Your Vision Must Be Clear
As a believer who knows who you are “in Christ” and who you are becoming as you closely follow the Lord as His disciple; as someone who is living by biblical principles and following the basic commands of the Lord to love God, love yourself and reach out to every lost person in the world every day … There is now a need to discover the rest of His vision for your life and it must be clear.
You see, who you are, who you are becoming, and the basics of life as a disciple are foundational … Now it is time to discover the blueprint for the house – and it must be clear. At times you may be uncertain about things in your own life (the blurry man in the picture) but what you are called to do must be seen from God’s perspective and thus be clear and crisp (the end of the scope)

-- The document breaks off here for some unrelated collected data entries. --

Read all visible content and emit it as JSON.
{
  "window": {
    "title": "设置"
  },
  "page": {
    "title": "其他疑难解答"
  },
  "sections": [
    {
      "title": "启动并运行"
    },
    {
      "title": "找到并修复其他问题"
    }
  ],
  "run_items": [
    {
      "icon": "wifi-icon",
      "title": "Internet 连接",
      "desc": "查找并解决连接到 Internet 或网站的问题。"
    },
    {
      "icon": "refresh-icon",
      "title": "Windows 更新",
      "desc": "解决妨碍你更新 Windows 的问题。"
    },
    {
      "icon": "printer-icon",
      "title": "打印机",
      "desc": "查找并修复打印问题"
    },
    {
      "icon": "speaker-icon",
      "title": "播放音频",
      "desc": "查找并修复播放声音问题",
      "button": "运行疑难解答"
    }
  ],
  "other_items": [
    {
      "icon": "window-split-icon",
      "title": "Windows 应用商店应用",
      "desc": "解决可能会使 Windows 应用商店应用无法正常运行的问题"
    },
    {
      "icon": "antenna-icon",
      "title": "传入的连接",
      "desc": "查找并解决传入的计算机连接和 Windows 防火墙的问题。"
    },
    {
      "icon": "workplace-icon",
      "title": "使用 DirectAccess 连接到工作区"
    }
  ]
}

What is the vision for your life? Well, as we saw earlier in these daily blogs… vision is foresight with insight based on hindsight. The definition underscores the importance of looking to your future, emphasizes the significance of possessing a keen awareness of your current circumstances and possibilities, and notes the value of learning from your past.
- Vision is also: seeing the invisible and making it visible.
- Vision can also be: An informed bridge from the present to the future.
- How about: Sanctified dreams.
Vision for ministry – your ministry or the wider ministry of the local church you are a member of – is a clear mental image of a preferable future imparted by God to you as a servant of the living God and is based upon an accurate understanding of God, self and circumstances. Over the next few days we will look at all the ingredients of that definition…
A CLEAR MENTAL IMAGE:
Vision is a picture held in your heart and head of the way things could or should be in the days ahead. This is true for the vision of your personal ministry or the vision for the local church’s ministry and outreach. Vision connotes a visual reality, a portrait of conditions that do not exist currently. This picture is internalized and personal (even if it is a vision for the church – it must be internalized for you to become a part of it).
In the case of your ministry within the local church and through the local church into the world – it is not someone else’s view of the future but one that uniquely belongs to you. Eventually, you will have to paint that mental portrait for others if you wish the vision to find support, prayer, and even partners to help you fulfill it. So, it must be clear and crisp in your heart and head or else you will not be able o adequately explain it to others and recruit others to be a part of it.
Having a clear picture in mind is essential. A fuzzy perspective is not vision. It may be a daydream but it is not a vision that you can build and impact others with.